Back in time I went, to mammoths and mastodons, and bison, and the first humans on this land, at the end of the ice age. Back further still, the pictures became dimmer and out of focus, as I came back to myself standing in the clearing leaning on my forked staff in the moonlight. An hour had passed as if it were a moment, I thanked the spirits, and went home to bed. In the morning I woke up and the light which came into my eyes had a strange and unreal quality, and I wondered what was wrong with my vision. I looked in the mirror and my left pupil was fully dilated, and the right was normal. I panicked a bit and then I remembered the Jimson weed flowers that I held in my hand a little too long, and the vision that I had while standing in the field. I must have rubbed a bit of the juice into my eye, enough to dilate the pupil and perhaps give the vision of the previous night some of its intensity and power, allowing me to see things previously hidden.

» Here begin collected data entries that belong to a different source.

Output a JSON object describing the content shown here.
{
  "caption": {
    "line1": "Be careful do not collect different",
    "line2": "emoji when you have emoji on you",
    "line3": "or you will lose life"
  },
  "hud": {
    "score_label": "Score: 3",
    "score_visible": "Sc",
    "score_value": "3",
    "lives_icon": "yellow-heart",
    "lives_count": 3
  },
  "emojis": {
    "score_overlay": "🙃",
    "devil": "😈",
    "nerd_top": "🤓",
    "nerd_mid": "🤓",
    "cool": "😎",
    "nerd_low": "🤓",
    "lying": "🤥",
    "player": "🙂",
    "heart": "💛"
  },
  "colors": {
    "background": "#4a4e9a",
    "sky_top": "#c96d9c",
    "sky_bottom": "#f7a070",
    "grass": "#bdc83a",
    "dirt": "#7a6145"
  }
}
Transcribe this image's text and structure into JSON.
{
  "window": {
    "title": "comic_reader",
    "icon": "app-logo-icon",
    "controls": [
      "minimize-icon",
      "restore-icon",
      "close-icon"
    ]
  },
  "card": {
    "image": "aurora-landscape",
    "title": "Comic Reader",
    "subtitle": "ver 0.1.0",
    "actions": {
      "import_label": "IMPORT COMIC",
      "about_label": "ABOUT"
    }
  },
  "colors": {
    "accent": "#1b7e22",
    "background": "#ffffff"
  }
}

It was given to me to know that the underworld is memory, it is the memory of the land and it is also the memory of the cultures that live on the land, the people whose lives form its stories, theses stories exist out of time and space in a place of memory, accessible, to the sensitive and intuitive, as spirits, ghosts, fae folk. This underworld of memory is held in the land, in the rocks and soil, but also in the collective soul of humanity, as a dream that we all dream together, a space at once within us and all around us, which we can make contact with in order to form a relationship across time with those who have gone before, and with those who will come after us. To form a true culture, one that honors its ancestors and makes wise decisions for generations to come, we must make peace with our past, starting as individuals, with our ancestors and the place in which we find ourselves.